The obvious question is this: Is a this price/performance advantage compelling enough to make companies think about switching to Power machines from Xeon machines?
“Power8 and everything we have done to design that machine for data continues to resonate well with clients and with ISVs,” explains Balog. “The threads, the caches, the memory bandwidth, the I/O bandwidth, the little endian support – all that good stuff, including CAPI for future innovation, leaves them with a platform that delivers at least 2X performance gains over Intel. If you can get something that delivers 2X the performance for nearly the same price, it is pretty compelling and this is where we continue to see the strong adoption of Power8.”

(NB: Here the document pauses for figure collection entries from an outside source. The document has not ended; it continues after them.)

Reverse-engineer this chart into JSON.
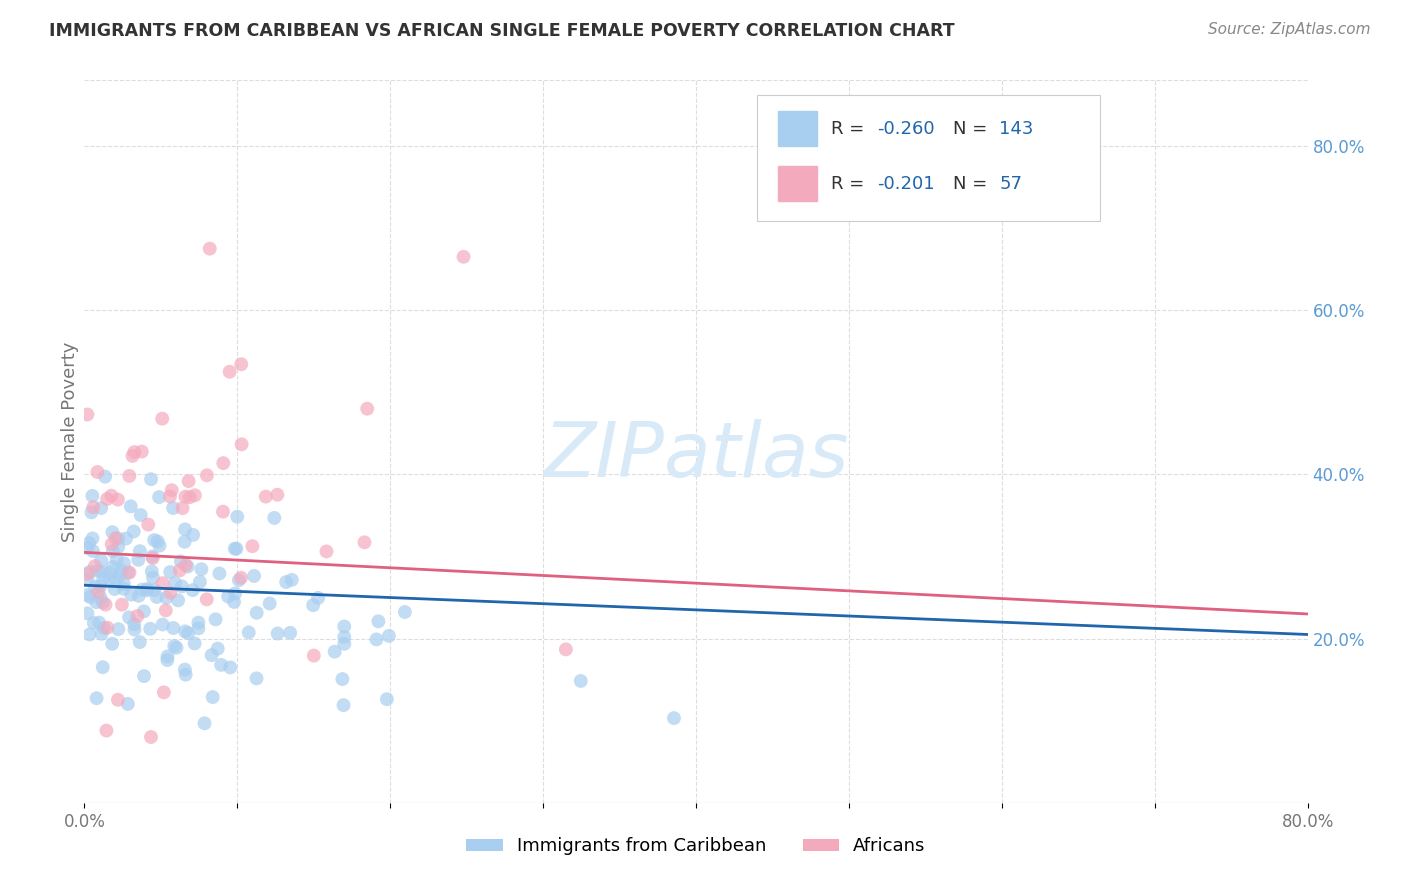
{
  "title": "IMMIGRANTS FROM CARIBBEAN VS AFRICAN SINGLE FEMALE POVERTY CORRELATION CHART",
  "source": "Source: ZipAtlas.com",
  "ylabel": "Single Female Poverty",
  "xlim": [
    0.0,
    0.8
  ],
  "ylim": [
    0.0,
    0.88
  ],
  "yticks_right": [
    0.2,
    0.4,
    0.6,
    0.8
  ],
  "ytick_labels_right": [
    "20.0%",
    "40.0%",
    "60.0%",
    "80.0%"
  ],
  "xtick_labels": [
    "0.0%",
    "",
    "",
    "",
    "",
    "",
    "",
    "",
    "80.0%"
  ],
  "series1_color": "#A8CEF0",
  "series2_color": "#F4AABD",
  "line1_color": "#2166AC",
  "line2_color": "#E06080",
  "watermark_color": "#D8EAF8",
  "background_color": "#FFFFFF",
  "grid_color": "#DDDDDD",
  "right_tick_color": "#5B9BD5",
  "title_color": "#333333",
  "source_color": "#888888",
  "legend_text_dark": "#333333",
  "legend_text_blue": "#2166AC",
  "legend_r1": "-0.260",
  "legend_n1": "143",
  "legend_r2": "-0.201",
  "legend_n2": "57",
  "point_size": 100,
  "point_alpha": 0.7,
  "line_width": 2.0,
  "title_fontsize": 12.5,
  "source_fontsize": 11,
  "tick_fontsize": 12,
  "legend_fontsize": 13,
  "ylabel_fontsize": 13
}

IBM does not break out revenue figures for its Power Systems division, but Balog said that at constant currency, the business had 1 percent growth in the first quarter and 5 percent growth in the second quarter, which is a lot better than the declines that IBM has seen in this business over the past several years. For a while, IBM grew its Unix sales as HP and Sun/Oracle slipped, but eventually the Great Recession hit the Unix business hard. IBM has concentrated boosting its Linux-on-Power business, and this effort is one reason that the scale-out two-socket Power8 machines have seen double digit revenue growth in the first half of 2015, according to Balog. The Linux portion of the Power Systems business had “high double digit growth” in the first two quarters of the year, but Balog concedes it is against a very small base.
What IBM needs is a watershed event, a big hyperscaler that commits to using Power chips in its datacenters. It could yet happen with Google, which is one of the founding members of the OpenPower Foundation and which has confirmed that it would switch to the Power architecture to get even a 20 percent advantage. Google can build a Power system specifically for its needs and for a lot less money than IBM can do, and we presume that the OpenPower server partners will be able to do that as well. In fact, we expect for IBM to resell OpenPower machinery for Linux workloads to drive the price down and better compete with the Xeon server suppliers.
The real battle might be Power8+ versus “Broadwell” Xeon E5 v4, which are both coming in 2016. And, quite possibly, the “Knights Landing” Xeon Phi as a tag team, now that we think about it. For many workloads, particularly those that like threads and memory bandwidth, Xeon Phi might be a better answer.